I rose on my toes and brought my mouth to the corner of his jaw, feeling him shudder beneath me like a fault line before an earthquake.

"Then let it be eternal," I said against his skin.

He made a sound — low, broken, ancient — and then his mouth found mine, and this time there was no taking, no pulling, no unraveling. There was only giving. His hands cradled my face like I was the most fragile, precious thing in a universe full of dying stars, and he kissed me like a man — not a god, not a force, but a man — who had waited an eternity to feel something and was terrified of how much it hurt.

When we finally broke apart, the sky was lighter at the edges.

"What happens now?" I asked.

He tucked a strand of hair behind my ear, his fingers lingering at my temple.

"Now," he said, "you live. Fully, recklessly, completely. And when the time comes — not soon, not for many years — I will be there. Not to take you. To welcome you home."

"And until then?"

His lips curved into something that was almost — almost — a real smile. The kind that reached his ancient, silver eyes.

"Until then, leave your light on."

He stepped back into the shadows between the trees, and the night folded around him like a curtain falling.
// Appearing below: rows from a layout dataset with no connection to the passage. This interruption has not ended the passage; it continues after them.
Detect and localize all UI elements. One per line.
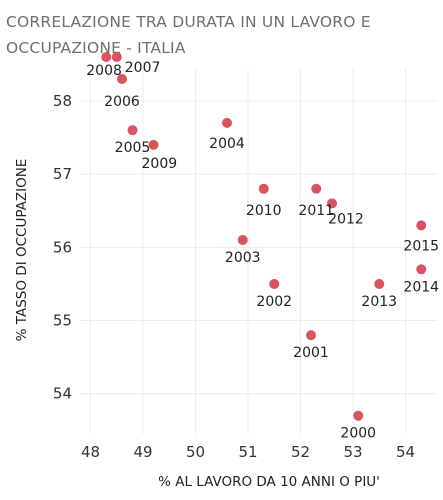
data-point-2008 (101, 52, 112, 63)
y-tick-label: 54 (53, 385, 72, 403)
data-point-2002 (269, 278, 280, 289)
point-label-2001: 2001 (293, 345, 329, 361)
point-label-2003: 2003 (225, 250, 261, 266)
point-label-2010: 2010 (246, 203, 282, 219)
x-tick-label: 53 (343, 443, 362, 461)
data-points (101, 52, 427, 421)
x-tick-label: 52 (291, 443, 310, 461)
data-point-2010 (258, 183, 269, 194)
y-tick-label: 57 (53, 165, 72, 183)
y-tick-label: 55 (53, 312, 72, 330)
point-label-2013: 2013 (361, 294, 397, 310)
point-label-2014: 2014 (403, 279, 439, 295)
data-point-2003 (237, 235, 248, 246)
point-label-2004: 2004 (209, 136, 245, 152)
data-point-2000 (353, 410, 364, 421)
data-point-2013 (374, 278, 385, 289)
y-tick-label: 58 (53, 92, 72, 110)
point-label-2000: 2000 (340, 426, 376, 442)
point-label-2009: 2009 (142, 156, 178, 172)
point-label-2015: 2015 (403, 238, 439, 254)
point-label-2006: 2006 (104, 94, 140, 110)
x-tick-label: 49 (133, 443, 152, 461)
point-label-2002: 2002 (256, 294, 292, 310)
point-label-2008: 2008 (86, 63, 122, 79)
point-label-2011: 2011 (298, 203, 334, 219)
grid-lines (80, 68, 437, 434)
y-axis-ticks: 54 55 56 57 58 (53, 92, 72, 403)
data-point-2007 (111, 52, 122, 63)
data-point-2005 (127, 125, 138, 136)
data-point-2004 (222, 117, 232, 128)
data-point-2006 (117, 73, 127, 84)
data-point-2009 (148, 139, 159, 150)
x-axis-ticks: 48 49 50 51 52 53 54 (81, 443, 415, 461)
x-axis-label: % AL LAVORO DA 10 ANNI O PIU' (158, 474, 380, 490)
data-point-2015 (416, 220, 427, 231)
y-tick-label: 56 (53, 238, 72, 256)
data-point-2012 (327, 198, 337, 209)
point-label-2012: 2012 (328, 211, 364, 227)
chart-title: CORRELAZIONE TRA DURATA IN UN LAVORO E O… (6, 13, 371, 57)
point-label-2005: 2005 (115, 140, 151, 156)
data-point-2001 (306, 330, 316, 341)
x-tick-label: 50 (186, 443, 205, 461)
point-label-2007: 2007 (125, 60, 161, 76)
x-tick-label: 51 (238, 443, 257, 461)
y-axis-label: % TASSO DI OCCUPAZIONE (14, 159, 30, 342)
data-point-2011 (311, 183, 322, 194)
x-tick-label: 48 (81, 443, 100, 461)
x-tick-label: 54 (396, 443, 415, 461)
data-point-2014 (416, 264, 427, 275)
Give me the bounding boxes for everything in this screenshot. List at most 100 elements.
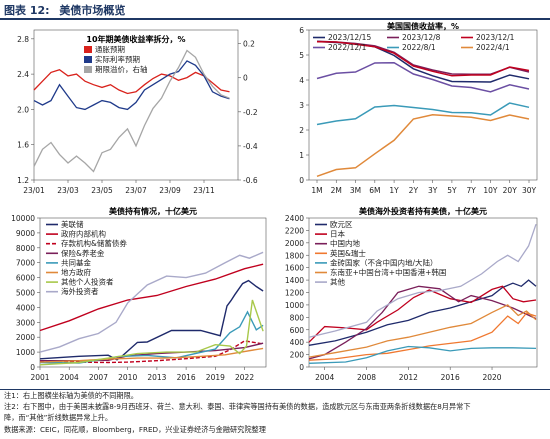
x-tick-label: 3M: [350, 186, 361, 195]
series-line: [33, 49, 230, 173]
y-tick-label: 2: [299, 126, 304, 135]
x-tick-label: 20Y: [503, 186, 518, 195]
footnote-2-continued: 降，而“其他”折线数据异常上升。: [4, 413, 113, 422]
y-tick-label: 1200: [285, 289, 304, 298]
y-tick-label: 1000: [285, 301, 304, 310]
legend-swatch: [84, 66, 92, 73]
x-tick-label: 5Y: [447, 186, 457, 195]
legend-swatch: [84, 46, 92, 53]
series-line: [308, 345, 537, 364]
legend-label: 中国内地: [330, 238, 360, 248]
x-tick-label: 23/03: [57, 186, 79, 195]
x-tick-label: 23/05: [91, 186, 113, 195]
x-tick-label: 2022: [235, 373, 254, 382]
y-tick-label: 200: [290, 351, 305, 360]
plot-area: [33, 29, 239, 181]
y-tick-label: 8000: [16, 244, 35, 253]
y-tick-label: 0: [30, 363, 35, 372]
legend-label: 保险&养老金: [61, 248, 105, 258]
legend-swatch: [84, 56, 92, 63]
y-left-tick-label: 2.4: [17, 70, 29, 79]
series-line: [39, 347, 264, 363]
legend-label: 2023/12/15: [328, 33, 371, 42]
series-line: [308, 285, 537, 360]
y-tick-label: 2200: [285, 226, 304, 235]
figure-label: 图表 12:: [4, 4, 50, 17]
series-line: [308, 279, 537, 346]
legend-label: 地方政府: [61, 267, 91, 277]
y-tick-label: 2400: [285, 214, 304, 223]
y-tick-label: 3: [299, 101, 304, 110]
chart-treasury-yield-curve: 0 1 2 3 4 5 6 1M 2M 3M 6M 1Y 2Y 3Y 5Y 7Y 10Y 20Y 30Y 美国国债收益…: [299, 21, 538, 195]
x-tick-label: 10Y: [483, 186, 498, 195]
x-tick-label: 2004: [60, 373, 79, 382]
figure-header: 图表 12: 美债市场概览: [0, 0, 550, 20]
y-left-tick-label: 2.8: [17, 35, 29, 44]
legend-label: 2022/12/1: [328, 43, 367, 52]
series-line: [308, 285, 537, 343]
y-tick-label: 6000: [16, 274, 35, 283]
series-line: [33, 68, 230, 95]
y-right-tick-label: -0.2: [243, 108, 258, 117]
series-line: [308, 223, 537, 338]
legend-label: 东南亚+中国台湾+中国香港+韩国: [330, 267, 446, 277]
series-line: [39, 263, 264, 332]
figure-name: 美债市场概览: [59, 4, 126, 17]
chart-treasury-holdings: 0 1000 2000 3000 4000 5000 6000 7000 8000 9000 100…: [11, 206, 267, 382]
legend-label: 存款机构&储蓄债券: [61, 238, 127, 248]
x-tick-label: 7Y: [467, 186, 477, 195]
x-tick-label: 2019: [206, 373, 225, 382]
x-tick-label: 30Y: [522, 186, 537, 195]
legend-label: 2023/12/8: [402, 33, 441, 42]
legend-label: 政府内部机构: [61, 229, 106, 239]
y-tick-label: 400: [290, 338, 305, 347]
chart-title: 10年期美债收益率拆分，%: [86, 34, 185, 44]
legend-label: 海外投资者: [61, 286, 99, 296]
chart-yield-decomposition: 1.2 1.6 2.0 2.4 2.8 -0.6 -0.4 -0.2 0 0.2 23/01 23/0…: [17, 29, 258, 195]
chart-title: 美债海外投资者持有美债，十亿美元: [359, 206, 487, 216]
legend-label: 2022/4/1: [476, 43, 510, 52]
y-right-tick-label: 0: [243, 74, 248, 83]
source-note: 数据来源：CEIC，同花顺，Bloomberg，FRED，兴业证券经济与金融研究…: [4, 425, 266, 434]
header-rule: [0, 18, 550, 20]
x-tick-label: 2013: [147, 373, 166, 382]
y-tick-label: 5: [299, 51, 304, 60]
legend-label: 英国&瑞士: [330, 248, 366, 258]
legend-label: 其他个人投资者: [61, 277, 114, 287]
chart-foreign-holders: 0 200 400 600 800 1000 1200 1400 1600 1800 2000 220…: [285, 206, 538, 382]
x-tick-label: 6M: [369, 186, 380, 195]
x-tick-label: 2008: [357, 373, 376, 382]
legend-label: 实际利率预期: [95, 54, 140, 64]
x-tick-label: 2020: [482, 373, 501, 382]
y-tick-label: 5000: [16, 289, 35, 298]
y-tick-label: 600: [290, 326, 305, 335]
x-tick-label: 2010: [118, 373, 137, 382]
chart-title: 美债持有情况，十亿美元: [109, 206, 197, 216]
footer-rule: [0, 389, 550, 390]
legend-label: 日本: [330, 229, 345, 239]
x-tick-label: 23/09: [159, 186, 181, 195]
chart-title: 美国国债收益率，%: [387, 21, 459, 31]
y-tick-label: 1000: [16, 348, 35, 357]
y-tick-label: 10000: [11, 214, 35, 223]
footnote-2: 注2：右下图中，由于美国未披露8-9月西班牙、荷兰、意大利、泰国、菲律宾等国持有…: [4, 402, 471, 411]
series-line: [316, 61, 530, 93]
legend-label: 美联储: [61, 219, 84, 229]
series-line: [33, 60, 230, 111]
series-line: [316, 114, 530, 178]
x-tick-label: 2004: [315, 373, 334, 382]
series-line: [39, 299, 264, 366]
x-tick-label: 2001: [30, 373, 49, 382]
plot-area: [308, 29, 538, 181]
legend-label: 共同基金: [61, 257, 91, 267]
y-left-tick-label: 1.2: [17, 176, 29, 185]
x-tick-label: 2012: [399, 373, 418, 382]
y-tick-label: 6: [299, 26, 304, 35]
y-tick-label: 1: [299, 151, 304, 160]
y-tick-label: 0: [299, 363, 304, 372]
y-tick-label: 3000: [16, 318, 35, 327]
legend-label: 其他: [330, 277, 345, 287]
x-tick-label: 2016: [441, 373, 460, 382]
y-right-tick-label: 0.2: [243, 40, 255, 49]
But I felt him still — that steady pulse, that cool presence, that impossible ache — nestled somewhere deep behind my ribs, exactly where my soul used to be.

Or maybe exactly where it still was.

Maybe that was the secret no one ever told about dealing with Death: sometimes, what he takes, he holds more carefully than you ever could yourself.

I walked to my car. I checked my phone. My sister had texted: Can't sleep. Want to get waffles?

I smiled.

I drove toward the light.

And in the rearview mirror, just for a moment, I saw a figure standing at the crossroads — watching me go with silver eyes and a heart that had just learned, after millennia of silence, how to break.